Le lendemain, il fait beau. Nous partons faire le parc de Cahuita, vraiment sympa, entre jungle et plage, nous regrettons de ne pas y avoir emmené des masques de snorkeling. Après notre passage au Corvocado, nous nous comportons en véritables aventuriers et repérons de nombreux animaux dont quelques serpents aux couleurs bien trop claires pour ne pas être inquiétantes. Si bien que Tom finit par devenir Mytho-Jones, l’explorateur aventurier, qui impressionne les jeunes filles russes que nous rencontrons à plusieurs reprises sur le chemin avec à chaque fois, un animal à montrer (coincidence extraordinaire !). La seconde fois, je montre à Tom une araignée, qu’il désigne aux jeunes filles : « a sand spider ». Parce qu’on l’a trouvé sur le sable et qu’elle s’y camoufle bien mais bon nous n’en avons aucune idée ! Et une des deux de poser la question : « ah oui ! est-ce venimeux ? » On serait bien en peine de le dire. Bref, juste après on aperçoit des pizotes, sorte de gros blaireaux mignons, Tom appelle doucement les jeunes filles qui sont encore une fois impressionnées par son sens aigu de l’observation ! Je ris sous cape. Nous avançons et finissons par arriver à un tournant qui prend dans la jungle.
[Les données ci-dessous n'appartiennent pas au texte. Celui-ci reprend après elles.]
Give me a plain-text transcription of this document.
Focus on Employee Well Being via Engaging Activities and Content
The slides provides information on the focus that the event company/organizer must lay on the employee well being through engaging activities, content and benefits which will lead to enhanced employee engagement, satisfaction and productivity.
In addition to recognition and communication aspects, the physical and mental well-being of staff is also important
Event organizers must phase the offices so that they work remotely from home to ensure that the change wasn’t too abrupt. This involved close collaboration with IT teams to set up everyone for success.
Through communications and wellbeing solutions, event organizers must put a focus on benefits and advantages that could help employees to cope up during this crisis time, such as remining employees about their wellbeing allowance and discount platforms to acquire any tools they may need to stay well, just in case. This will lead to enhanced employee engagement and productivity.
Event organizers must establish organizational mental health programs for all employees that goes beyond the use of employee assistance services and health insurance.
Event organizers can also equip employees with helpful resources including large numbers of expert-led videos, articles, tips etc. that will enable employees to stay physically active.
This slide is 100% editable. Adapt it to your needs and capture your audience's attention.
Le chemin est en bois et surélevé au-dessus du sol. Ca grouille et il fait chaud, c’est la golden hour. Celle des moustiques surtout. On commence à se faire dévorer.
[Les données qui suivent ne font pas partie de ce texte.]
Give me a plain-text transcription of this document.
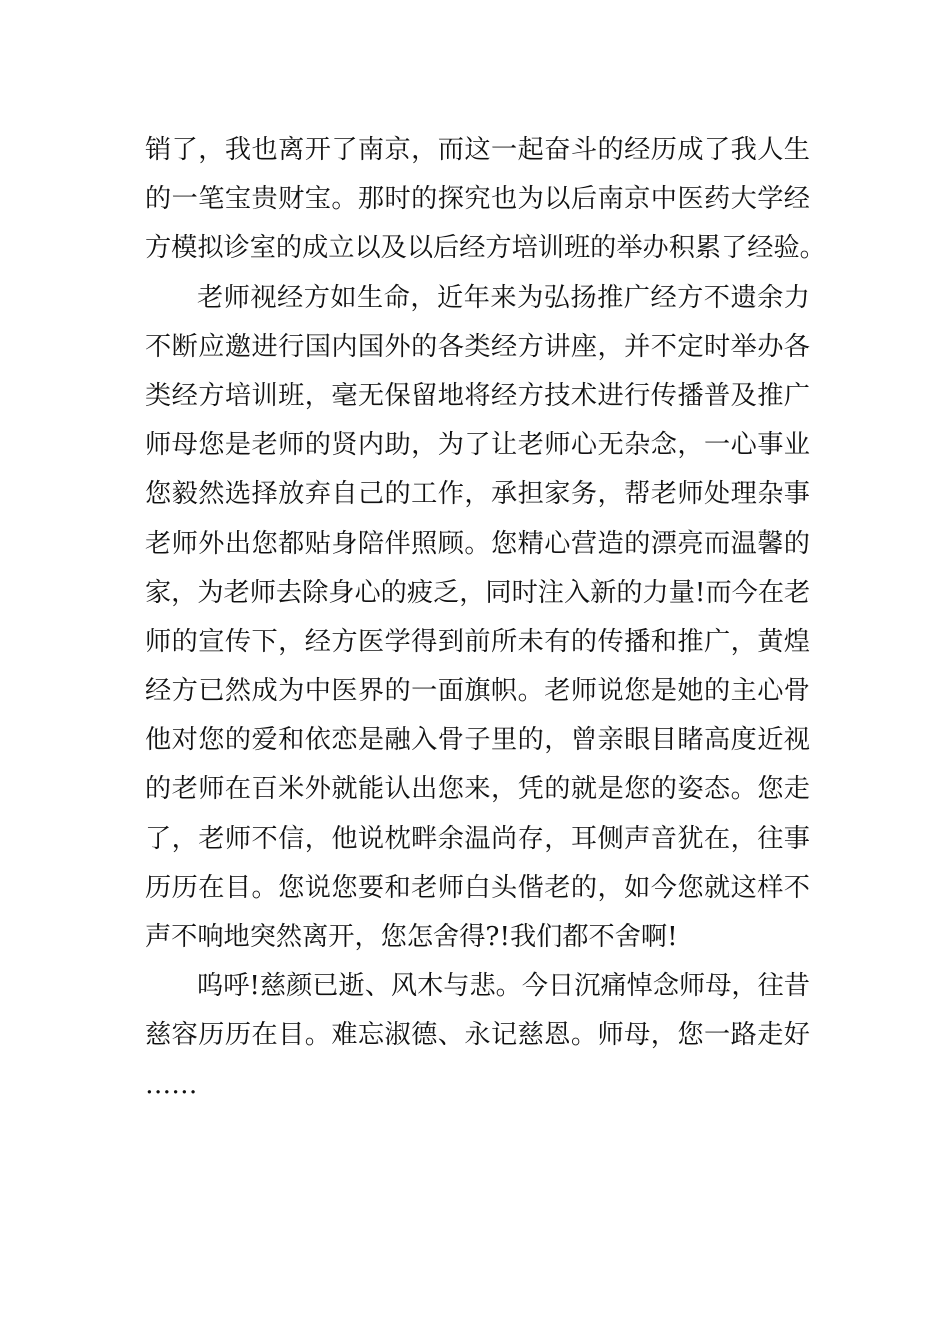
销了，我也离开了南京，而这一起奋斗的经历成了我人生
的一笔宝贵财宝。那时的探究也为以后南京中医药大学经
方模拟诊室的成立以及以后经方培训班的举办积累了经验。
老师视经方如生命，近年来为弘扬推广经方不遗余力
不断应邀进行国内国外的各类经方讲座，并不定时举办各
类经方培训班，毫无保留地将经方技术进行传播普及推广
师母您是老师的贤内助，为了让老师心无杂念，一心事业
您毅然选择放弃自己的工作，承担家务，帮老师处理杂事
老师外出您都贴身陪伴照顾。您精心营造的漂亮而温馨的
家，为老师去除身心的疲乏，同时注入新的力量!而今在老
师的宣传下，经方医学得到前所未有的传播和推广，黄煌
经方已然成为中医界的一面旗帜。老师说您是她的主心骨
他对您的爱和依恋是融入骨子里的，曾亲眼目睹高度近视
的老师在百米外就能认出您来，凭的就是您的姿态。您走
了，老师不信，他说枕畔余温尚存，耳侧声音犹在，往事
历历在目。您说您要和老师白头偕老的，如今您就这样不
声不响地突然离开，您怎舍得?!我们都不舍啊!
呜呼!慈颜已逝、风木与悲。今日沉痛悼念师母，往昔
慈容历历在目。难忘淑德、永记慈恩。师母，您一路走好
……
The next day, it is sunny again. We go treking in the Cahuita park, really nice and beautiful, between jungle and beach, we do regret not to have brought snorkeling masks though. After our trek in the Corvocado, we are real adventurers and notice a lot of animals, including a few snakes with much too shiny colours to be benigne. Tom ends up becoming "Mytho-Jones", the fake adventurer explorer, impressing himself on young russian girls that we meet several times along the trail and with everytime an animal to show them (happy coincidence really). The second time, I was showing Tom a spide and he tells the girls in a very professional voice "A sand spider". Because we found it on the sand (Da!) and it is almost camouflaged. But really neither of us have any ideas what it actually is. One of the girls asks if it is venomous. No clue really. Anyhow, right after we see a couple of pizzotes, kind of cute raccoons, Tom calls the girls and one more time they are impressed bu his acute sense of observation. I have a quiet laugh. We get on and end up turning into the jungle. The path is a wooden platform just a bit above ground. That ground which seems to be full of life, it is hot, it is golden hour. More like mosquitoe hour really. We start to get bitten. 
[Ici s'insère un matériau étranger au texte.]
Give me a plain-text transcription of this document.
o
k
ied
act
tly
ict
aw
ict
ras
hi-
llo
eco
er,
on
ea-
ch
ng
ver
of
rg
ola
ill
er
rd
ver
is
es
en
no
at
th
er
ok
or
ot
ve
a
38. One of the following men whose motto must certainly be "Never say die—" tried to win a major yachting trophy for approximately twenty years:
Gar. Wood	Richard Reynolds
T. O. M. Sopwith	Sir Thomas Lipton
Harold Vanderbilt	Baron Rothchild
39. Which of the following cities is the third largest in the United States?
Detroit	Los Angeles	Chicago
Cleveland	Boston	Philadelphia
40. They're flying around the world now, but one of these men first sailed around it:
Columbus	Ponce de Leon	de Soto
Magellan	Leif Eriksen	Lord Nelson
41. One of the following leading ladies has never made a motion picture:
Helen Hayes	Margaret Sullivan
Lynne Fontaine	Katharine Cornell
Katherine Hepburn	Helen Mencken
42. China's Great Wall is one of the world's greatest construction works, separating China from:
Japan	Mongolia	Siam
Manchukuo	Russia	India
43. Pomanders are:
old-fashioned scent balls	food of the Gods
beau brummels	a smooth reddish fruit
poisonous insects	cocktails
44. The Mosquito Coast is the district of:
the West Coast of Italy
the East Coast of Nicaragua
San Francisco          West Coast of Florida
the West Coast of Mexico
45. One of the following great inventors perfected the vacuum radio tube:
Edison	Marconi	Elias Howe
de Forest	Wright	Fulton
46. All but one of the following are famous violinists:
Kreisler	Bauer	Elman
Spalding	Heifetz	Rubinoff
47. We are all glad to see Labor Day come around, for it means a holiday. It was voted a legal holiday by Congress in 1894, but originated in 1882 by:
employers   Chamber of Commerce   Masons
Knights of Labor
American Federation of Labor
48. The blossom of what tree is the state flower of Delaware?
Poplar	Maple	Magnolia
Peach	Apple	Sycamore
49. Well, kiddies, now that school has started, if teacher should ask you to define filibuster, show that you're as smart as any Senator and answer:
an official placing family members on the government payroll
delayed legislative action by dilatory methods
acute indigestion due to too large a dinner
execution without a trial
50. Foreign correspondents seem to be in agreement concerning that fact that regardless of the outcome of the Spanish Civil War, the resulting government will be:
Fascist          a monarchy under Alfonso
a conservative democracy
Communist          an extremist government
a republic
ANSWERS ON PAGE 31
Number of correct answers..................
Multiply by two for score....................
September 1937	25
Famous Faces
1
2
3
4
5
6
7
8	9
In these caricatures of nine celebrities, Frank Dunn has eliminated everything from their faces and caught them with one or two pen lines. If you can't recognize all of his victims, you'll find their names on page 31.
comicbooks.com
Plus question d’observer, il s’agit d’avancer et de sortir de ce guêpier (enfin presque) vite fait bien fait. Ni une ni deux, on se retrouve hors du parc, à 5km de Cahuita, le long de la route nationale. Attendre ou ne pas attendre le bus ? Telle est la question. Nous nous mettons en marche. Pas top pour la sécurité franchement et nous sommes en file indienne à surveiller l’arrivée des gros camions pour nous ranger encore plus lors de leurs passages à toute allure. Nous avançons vite pour ne pas rester là. J’en peux plus après avoir fait le parc mais bon je serre les dents et on avance. Quand finalement arrive le tournant pour entrer dans Cahuita, je me jette sur la première bouteille d’eau que nous pouvons acheter. Nous rentrons bien heureux d’avoir fait ce parc et d’être rentrés sain et sauf. Le lendemain, départ pour Manzanillo, il y a là-bas une ferme qu’on aimerait bien voir. Punta Mona. 

Et c’est déjà la fin de la semaine.

No more time to observe, we need to get out of this place stat. We quickly end up outside the park, 5km from Cahuita along the national road. To wait for the bus or not to wait? That is the question. We start walking. Not really secure, we follow each other and look out for the huge trucks to get even more out of the way as they pass by really fast. We move fast. After the park I'm already done for but I clench my jaws and go forward. When finally arrives the turn to get in Cahuita, I throw myself on the first bottle of water we can buy. We aer quite happy to have done this park and have gotten back in one piece. The next day, we leave for Manzanillo, there is farm there we'd like to see. Punta Mona (more here). And it's already the end of the week.